Add Galactic diffuse emission to model¶
We use both models at the same time, our diffuse model (the same from the Fermi file used before) and our model for the central source. This time, in order to make it more realistic, we will consider an exponential cut off power law spectral model for the source. We will fit again the normalisation and tilt of the background.
[34]:
diffuse_model = SkyDiffuseCube.read(
"$GAMMAPY_DATA/fermi-3fhl-gc/gll_iem_v06_gc.fits.gz"
)
background_diffuse = BackgroundModel.from_skymodel(
diffuse_model, exposure=maps["exposure"], psf=psf_kernel
)
[35]:
background_irf = BackgroundModel(maps["background"], norm=1.0, tilt=0.0)
background_total = background_irf + background_diffuse
[36]:
spatial_model = SkyPointSource(lon_0="-0.05 deg", lat_0="-0.05 deg")

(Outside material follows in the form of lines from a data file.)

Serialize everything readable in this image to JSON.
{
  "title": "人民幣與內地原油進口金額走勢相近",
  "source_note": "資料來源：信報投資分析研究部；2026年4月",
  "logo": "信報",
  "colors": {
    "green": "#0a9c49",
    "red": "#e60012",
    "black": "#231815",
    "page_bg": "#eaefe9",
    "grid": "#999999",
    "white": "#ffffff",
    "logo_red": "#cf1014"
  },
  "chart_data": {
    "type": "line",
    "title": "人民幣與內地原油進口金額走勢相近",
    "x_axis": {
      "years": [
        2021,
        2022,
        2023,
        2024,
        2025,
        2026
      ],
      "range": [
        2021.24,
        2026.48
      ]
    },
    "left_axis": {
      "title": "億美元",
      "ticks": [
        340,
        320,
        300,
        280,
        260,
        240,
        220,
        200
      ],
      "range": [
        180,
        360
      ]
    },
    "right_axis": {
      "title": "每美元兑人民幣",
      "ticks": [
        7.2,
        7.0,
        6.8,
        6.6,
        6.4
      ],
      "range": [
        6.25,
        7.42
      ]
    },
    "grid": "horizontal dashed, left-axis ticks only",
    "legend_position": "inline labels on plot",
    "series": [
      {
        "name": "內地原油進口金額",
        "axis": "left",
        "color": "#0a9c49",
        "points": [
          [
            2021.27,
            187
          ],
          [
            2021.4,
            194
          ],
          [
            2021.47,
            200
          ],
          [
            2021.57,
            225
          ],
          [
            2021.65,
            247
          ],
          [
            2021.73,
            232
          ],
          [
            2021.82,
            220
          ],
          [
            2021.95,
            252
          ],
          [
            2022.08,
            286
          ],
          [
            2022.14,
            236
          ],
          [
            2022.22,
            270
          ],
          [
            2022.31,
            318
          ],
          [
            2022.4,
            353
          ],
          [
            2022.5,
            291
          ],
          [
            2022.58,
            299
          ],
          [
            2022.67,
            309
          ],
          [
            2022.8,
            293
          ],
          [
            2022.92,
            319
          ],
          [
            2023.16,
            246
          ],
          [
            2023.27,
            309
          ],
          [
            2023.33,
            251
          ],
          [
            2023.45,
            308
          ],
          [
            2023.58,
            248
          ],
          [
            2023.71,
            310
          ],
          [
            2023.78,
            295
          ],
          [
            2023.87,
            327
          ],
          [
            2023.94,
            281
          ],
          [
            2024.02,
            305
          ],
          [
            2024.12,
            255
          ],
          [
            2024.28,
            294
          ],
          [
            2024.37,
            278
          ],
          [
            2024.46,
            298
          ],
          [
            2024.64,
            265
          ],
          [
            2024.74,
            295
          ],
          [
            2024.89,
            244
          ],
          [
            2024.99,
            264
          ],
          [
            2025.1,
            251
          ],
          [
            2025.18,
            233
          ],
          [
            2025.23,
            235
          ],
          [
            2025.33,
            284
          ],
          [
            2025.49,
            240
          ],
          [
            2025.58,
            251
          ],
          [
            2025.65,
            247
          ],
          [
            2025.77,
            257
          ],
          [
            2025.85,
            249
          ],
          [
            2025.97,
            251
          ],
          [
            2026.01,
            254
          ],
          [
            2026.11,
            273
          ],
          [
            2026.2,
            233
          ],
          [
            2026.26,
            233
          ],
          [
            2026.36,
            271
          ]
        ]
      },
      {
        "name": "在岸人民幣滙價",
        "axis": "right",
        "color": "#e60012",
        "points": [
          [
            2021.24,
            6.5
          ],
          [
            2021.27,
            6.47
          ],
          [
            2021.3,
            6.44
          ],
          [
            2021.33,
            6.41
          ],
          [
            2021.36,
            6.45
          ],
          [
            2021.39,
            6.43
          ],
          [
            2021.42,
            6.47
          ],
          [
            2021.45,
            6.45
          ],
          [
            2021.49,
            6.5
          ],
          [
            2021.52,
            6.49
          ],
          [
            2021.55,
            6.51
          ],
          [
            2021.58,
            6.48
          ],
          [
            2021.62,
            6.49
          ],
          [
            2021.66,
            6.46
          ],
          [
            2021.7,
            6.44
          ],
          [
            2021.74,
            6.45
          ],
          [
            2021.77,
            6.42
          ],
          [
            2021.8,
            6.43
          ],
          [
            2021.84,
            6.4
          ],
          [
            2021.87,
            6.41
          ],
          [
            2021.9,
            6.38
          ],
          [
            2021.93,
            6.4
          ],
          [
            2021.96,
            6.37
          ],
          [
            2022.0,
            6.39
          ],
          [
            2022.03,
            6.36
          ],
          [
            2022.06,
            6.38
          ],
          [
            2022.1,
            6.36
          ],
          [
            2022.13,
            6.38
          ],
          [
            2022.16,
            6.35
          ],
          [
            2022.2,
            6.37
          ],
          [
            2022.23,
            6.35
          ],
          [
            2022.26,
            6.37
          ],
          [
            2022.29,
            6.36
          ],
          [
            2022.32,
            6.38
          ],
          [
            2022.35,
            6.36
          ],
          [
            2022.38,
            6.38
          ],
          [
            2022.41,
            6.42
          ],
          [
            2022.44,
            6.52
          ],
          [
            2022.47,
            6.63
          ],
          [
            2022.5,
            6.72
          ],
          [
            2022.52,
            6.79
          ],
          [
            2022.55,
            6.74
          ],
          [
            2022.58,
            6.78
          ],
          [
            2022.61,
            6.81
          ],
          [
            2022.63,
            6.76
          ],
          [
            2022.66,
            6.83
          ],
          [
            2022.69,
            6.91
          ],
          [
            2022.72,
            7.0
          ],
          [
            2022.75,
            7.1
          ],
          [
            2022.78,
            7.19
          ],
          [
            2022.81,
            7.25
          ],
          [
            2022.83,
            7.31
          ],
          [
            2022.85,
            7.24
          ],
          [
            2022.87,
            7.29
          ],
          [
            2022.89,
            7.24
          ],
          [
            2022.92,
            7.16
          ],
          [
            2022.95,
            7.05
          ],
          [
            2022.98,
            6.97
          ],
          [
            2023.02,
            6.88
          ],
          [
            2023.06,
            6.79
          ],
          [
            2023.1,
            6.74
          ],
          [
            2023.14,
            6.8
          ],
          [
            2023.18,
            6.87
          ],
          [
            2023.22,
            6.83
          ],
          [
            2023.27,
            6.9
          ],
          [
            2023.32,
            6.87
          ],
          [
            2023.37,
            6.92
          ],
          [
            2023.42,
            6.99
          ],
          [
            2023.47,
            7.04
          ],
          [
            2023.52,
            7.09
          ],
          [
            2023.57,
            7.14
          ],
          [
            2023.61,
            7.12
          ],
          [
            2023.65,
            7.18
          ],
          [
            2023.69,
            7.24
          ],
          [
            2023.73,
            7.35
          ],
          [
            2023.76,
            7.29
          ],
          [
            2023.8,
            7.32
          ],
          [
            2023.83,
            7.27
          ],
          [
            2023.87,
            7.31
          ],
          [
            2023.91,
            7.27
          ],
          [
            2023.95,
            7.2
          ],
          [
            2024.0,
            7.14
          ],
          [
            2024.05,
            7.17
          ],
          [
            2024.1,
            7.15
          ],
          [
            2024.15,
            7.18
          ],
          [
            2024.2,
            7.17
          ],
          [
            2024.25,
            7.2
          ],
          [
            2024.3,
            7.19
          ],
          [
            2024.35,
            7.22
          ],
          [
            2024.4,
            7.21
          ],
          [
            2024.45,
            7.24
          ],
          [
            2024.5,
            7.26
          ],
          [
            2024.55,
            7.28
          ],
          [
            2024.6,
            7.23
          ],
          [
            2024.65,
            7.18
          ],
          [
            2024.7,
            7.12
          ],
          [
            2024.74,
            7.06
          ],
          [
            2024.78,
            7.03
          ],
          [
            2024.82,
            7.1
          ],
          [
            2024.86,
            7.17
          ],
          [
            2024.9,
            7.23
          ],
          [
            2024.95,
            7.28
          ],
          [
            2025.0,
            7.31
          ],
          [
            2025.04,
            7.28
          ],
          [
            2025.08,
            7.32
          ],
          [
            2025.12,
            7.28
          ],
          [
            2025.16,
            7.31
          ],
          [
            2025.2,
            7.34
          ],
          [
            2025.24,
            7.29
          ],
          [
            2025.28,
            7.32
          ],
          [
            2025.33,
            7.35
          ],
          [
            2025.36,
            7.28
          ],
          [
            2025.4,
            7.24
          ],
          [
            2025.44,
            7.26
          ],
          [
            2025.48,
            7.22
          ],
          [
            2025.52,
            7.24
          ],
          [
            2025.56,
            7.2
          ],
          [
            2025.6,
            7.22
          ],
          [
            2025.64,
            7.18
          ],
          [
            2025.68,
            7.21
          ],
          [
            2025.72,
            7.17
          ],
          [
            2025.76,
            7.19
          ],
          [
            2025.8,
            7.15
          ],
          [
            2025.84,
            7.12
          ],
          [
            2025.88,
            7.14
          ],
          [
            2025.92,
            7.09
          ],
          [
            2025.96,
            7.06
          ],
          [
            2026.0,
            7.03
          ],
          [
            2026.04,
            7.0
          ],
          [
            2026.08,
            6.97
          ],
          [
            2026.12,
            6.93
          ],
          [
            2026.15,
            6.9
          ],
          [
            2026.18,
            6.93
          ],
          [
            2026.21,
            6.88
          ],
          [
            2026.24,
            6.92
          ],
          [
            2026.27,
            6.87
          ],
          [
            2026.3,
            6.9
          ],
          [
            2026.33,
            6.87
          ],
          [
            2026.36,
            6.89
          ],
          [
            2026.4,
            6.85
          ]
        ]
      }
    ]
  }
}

spectral_model = ExponentialCutoffPowerLaw(
index=2 * u.Unit(""),
amplitude=3e-12 * u.Unit("cm-2 s-1 TeV-1"),
reference=1.0 * u.TeV,
lambda_=0.1 / u.TeV,
)
model_ecpl = SkyModel(
spatial_model=spatial_model, spectral_model=spectral_model
)
[37]:
dataset_combined = MapDataset(
model=model_ecpl,
counts=maps["counts"],
exposure=maps["exposure"],
background_model=background_total,
psf=psf_kernel,
edisp=edisp,
)
[38]:
%%time
fit_combined = Fit(dataset_combined)
result_combined = fit_combined.run()
CPU times: user 21.6 s, sys: 1.23 s, total: 22.8 s
Wall time: 11.5 s
As we can see we have now two components in our model, and we can access them separately.
[39]:
# Checking normalization value (the closer to 1 the better)
print(model_ecpl, "\n")
print(background_irf, "\n")
print(background_diffuse, "\n")
SkyModel
Parameters:
name value error unit min max frozen
--------- ---------- ----- -------------- ---------- --------- ------
lon_0 -4.810e-02 nan deg -1.800e+02 1.800e+02 False
lat_0 -5.245e-02 nan deg -9.000e+01 9.000e+01 False
index 2.214e+00 nan nan nan False
amplitude 2.788e-12 nan cm-2 s-1 TeV-1 nan nan False
reference 1.000e+00 nan TeV nan nan True
lambda_ 4.409e-02 nan TeV-1 nan nan False
BackgroundModel
Parameters:
name value error unit min max frozen
--------- --------- ----- ---- --------- --- ------
norm 1.053e+00 nan 0.000e+00 nan False
tilt 0.000e+00 nan nan nan True
reference 1.000e+00 nan TeV nan nan True
BackgroundModel
Parameters:
name value error unit min max frozen
--------- --------- ----- ---- --------- --- ------
norm 8.763e-01 nan 0.000e+00 nan False
tilt 0.000e+00 nan nan nan True
reference 1.000e+00 nan TeV nan nan True
You can see that the normalisation of the background has vastly improved
We can now plot the residual image considering this improved model.
[40]:
residual2 = maps["counts"] - dataset_combined.npred()
Just as a comparison, we can plot our previous residual map (left) and the new one (right) with the same scale:
[41]:
plt.figure(figsize=(15, 5))
ax_1 = plt.subplot(121, projection=residual.geom.wcs)
ax_2 = plt.subplot(122, projection=residual.geom.wcs)
ax_1.set_title("Without diffuse emission subtraction")
ax_2.set_title("With diffuse emission subtraction")
residual.sum_over_axes().smooth(width=0.05 * u.deg).plot(
cmap="coolwarm", vmin=-1, vmax=1, add_cbar=True, ax=ax_1
)
residual2.sum_over_axes().smooth(width=0.05 * u.deg).plot(
cmap="coolwarm", vmin=-1, vmax=1, add_cbar=True, ax=ax_2
);
Finally we can check again our model (including now the diffuse emission):
[42]:
spec_ecpl = model_ecpl.spectral_model
ax = spec_ecpl.plot(energy_range=energy_range, energy_power=2)
Results seems to be better (but not perfect yet). Next step to improve our model even more would be getting rid of the other bright source (G0.9+0.1).
Note that this notebook aims to show you the procedure of a 3D analysis using just a few observations and a cutted Fermi model. Results get much better for a more complete analysis considering the GPS dataset from the CTA First Data Challenge (DC-1) and also the CTA model for the Galactic diffuse emission, as shown in the next image:
The complete tutorial notebook of this analysis is available to be downloaded in GAMMAPY-EXTRA repository at https://github.com/gammapy/gammapy-extra/blob/master/analyses/cta_1dc_gc_3d.ipynb).
Exercises¶
- Analyse the second source in the field of view: G0.9+0.1 and add it to the combined model.